La policía halló un rostro humano preparado, piel facial, huesos guardados en una maleta, una parte inferior de la pierna completa, un cerebro y más restos.

La Policía de Hungría arrestó a un ciudadano de 30 años en Budapest, bajo la sospecha del uso ilegal de cuerpos humanos. Según los informes publicados por los medios de comunicación húngaros Behir y Telex, las fuerzas de seguridad confiscaron una cantidad significativa de restos, incluidos cráneos, fragmentos óseos y tejido dérmico facial preparado, tras registrar los bienes inmuebles y el vehículo vinculados al sospechoso.

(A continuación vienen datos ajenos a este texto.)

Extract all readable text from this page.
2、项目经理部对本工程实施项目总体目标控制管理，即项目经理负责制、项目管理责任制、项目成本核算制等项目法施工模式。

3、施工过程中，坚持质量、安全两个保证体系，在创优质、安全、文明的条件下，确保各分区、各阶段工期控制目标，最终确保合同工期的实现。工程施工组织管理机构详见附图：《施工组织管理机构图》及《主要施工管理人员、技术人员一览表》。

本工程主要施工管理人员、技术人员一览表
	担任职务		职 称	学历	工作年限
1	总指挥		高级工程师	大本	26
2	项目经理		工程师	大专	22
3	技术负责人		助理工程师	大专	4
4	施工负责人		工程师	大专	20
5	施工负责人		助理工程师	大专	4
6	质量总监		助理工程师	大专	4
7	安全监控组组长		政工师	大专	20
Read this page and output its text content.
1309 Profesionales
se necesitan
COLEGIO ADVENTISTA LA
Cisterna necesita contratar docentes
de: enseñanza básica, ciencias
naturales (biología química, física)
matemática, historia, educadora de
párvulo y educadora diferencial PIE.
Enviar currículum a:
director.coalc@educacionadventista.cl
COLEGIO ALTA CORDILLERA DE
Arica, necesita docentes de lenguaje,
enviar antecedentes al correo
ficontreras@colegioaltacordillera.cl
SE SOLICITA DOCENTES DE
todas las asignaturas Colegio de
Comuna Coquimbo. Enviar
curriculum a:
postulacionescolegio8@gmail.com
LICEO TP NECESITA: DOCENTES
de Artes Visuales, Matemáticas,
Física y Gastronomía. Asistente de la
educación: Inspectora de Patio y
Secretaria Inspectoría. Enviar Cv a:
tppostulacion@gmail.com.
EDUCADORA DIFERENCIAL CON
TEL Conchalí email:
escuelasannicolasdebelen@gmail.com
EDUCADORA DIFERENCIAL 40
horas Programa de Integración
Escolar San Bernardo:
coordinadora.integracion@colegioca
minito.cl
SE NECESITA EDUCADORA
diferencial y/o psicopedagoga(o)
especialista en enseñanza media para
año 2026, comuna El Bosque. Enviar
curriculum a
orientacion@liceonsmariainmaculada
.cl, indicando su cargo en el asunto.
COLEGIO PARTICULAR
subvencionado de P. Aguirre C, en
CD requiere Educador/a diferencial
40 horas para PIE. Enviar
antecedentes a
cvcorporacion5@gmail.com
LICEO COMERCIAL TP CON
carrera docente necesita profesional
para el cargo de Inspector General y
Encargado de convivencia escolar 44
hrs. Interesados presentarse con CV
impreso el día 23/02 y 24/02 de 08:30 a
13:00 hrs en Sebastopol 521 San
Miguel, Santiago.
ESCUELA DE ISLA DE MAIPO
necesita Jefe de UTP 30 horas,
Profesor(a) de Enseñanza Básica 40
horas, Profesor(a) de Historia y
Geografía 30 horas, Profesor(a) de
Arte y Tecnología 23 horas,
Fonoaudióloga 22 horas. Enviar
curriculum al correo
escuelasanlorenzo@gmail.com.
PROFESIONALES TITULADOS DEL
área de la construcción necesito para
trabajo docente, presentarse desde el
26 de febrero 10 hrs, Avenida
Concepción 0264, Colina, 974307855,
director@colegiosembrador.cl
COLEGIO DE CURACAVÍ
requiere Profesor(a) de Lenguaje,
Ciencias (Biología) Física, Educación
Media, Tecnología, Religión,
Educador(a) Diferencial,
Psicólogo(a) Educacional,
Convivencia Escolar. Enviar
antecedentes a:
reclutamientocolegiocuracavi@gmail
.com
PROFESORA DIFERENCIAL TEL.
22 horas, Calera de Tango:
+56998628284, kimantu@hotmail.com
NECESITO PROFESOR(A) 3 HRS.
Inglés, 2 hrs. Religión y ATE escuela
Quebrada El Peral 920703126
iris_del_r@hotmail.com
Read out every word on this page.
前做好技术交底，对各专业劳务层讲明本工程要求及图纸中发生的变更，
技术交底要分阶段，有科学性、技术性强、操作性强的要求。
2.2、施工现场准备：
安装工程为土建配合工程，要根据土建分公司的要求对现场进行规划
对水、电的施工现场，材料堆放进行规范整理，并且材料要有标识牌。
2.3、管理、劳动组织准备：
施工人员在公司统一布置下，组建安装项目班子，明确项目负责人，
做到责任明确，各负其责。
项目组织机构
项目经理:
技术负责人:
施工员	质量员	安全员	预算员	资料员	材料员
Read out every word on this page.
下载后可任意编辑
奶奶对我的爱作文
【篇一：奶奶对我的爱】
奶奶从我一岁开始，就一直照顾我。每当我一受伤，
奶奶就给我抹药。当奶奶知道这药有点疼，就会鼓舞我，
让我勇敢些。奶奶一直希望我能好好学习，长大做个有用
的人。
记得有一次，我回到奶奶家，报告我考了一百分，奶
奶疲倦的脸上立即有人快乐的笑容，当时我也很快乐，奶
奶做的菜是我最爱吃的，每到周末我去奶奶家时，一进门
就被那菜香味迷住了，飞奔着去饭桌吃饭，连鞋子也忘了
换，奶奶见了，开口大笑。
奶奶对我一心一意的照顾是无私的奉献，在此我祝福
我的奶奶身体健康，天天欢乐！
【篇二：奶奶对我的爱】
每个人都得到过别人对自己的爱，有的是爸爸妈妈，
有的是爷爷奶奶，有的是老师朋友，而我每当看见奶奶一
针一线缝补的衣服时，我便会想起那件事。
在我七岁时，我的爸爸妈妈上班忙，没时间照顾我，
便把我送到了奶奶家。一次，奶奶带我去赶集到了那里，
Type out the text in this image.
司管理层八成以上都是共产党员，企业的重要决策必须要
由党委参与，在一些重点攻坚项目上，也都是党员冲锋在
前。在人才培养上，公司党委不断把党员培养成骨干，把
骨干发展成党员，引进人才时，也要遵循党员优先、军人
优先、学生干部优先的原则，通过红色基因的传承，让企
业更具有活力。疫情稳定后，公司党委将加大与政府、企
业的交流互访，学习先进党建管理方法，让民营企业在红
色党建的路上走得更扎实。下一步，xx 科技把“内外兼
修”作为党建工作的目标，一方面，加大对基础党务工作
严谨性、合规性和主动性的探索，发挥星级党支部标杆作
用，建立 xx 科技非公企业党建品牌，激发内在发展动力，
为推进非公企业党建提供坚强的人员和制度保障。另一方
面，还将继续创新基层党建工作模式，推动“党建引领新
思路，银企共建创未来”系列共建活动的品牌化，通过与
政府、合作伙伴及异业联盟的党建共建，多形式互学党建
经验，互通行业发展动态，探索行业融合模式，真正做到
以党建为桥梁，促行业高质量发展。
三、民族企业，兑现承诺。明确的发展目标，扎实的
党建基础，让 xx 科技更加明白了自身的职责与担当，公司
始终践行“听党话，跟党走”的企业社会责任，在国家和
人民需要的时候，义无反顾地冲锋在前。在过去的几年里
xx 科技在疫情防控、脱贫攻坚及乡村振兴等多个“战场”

Telex reportó que la investigación penal comenzó cuando las autoridades recibieron alertas de que un camillero, empleado en un centro hospitalario de la capital, “almacenaba partes del cuerpo humano tanto en su lugar de trabajo como en su hogar”. Las indagaciones preliminares revelaron que el sujeto poseía un marcado interés por las disciplinas de anatomía y patología, además de realizar disecciones en animales.

Por su parte, de acuerdo con lo publicado por Behir, la hipótesis policial sostiene que el individuo obtenía los restos gracias a su actividad laboral y mediante la profanación de sepulturas en cementerios abandonados, localizados tanto en territorio húngaro como en Eslovaquia.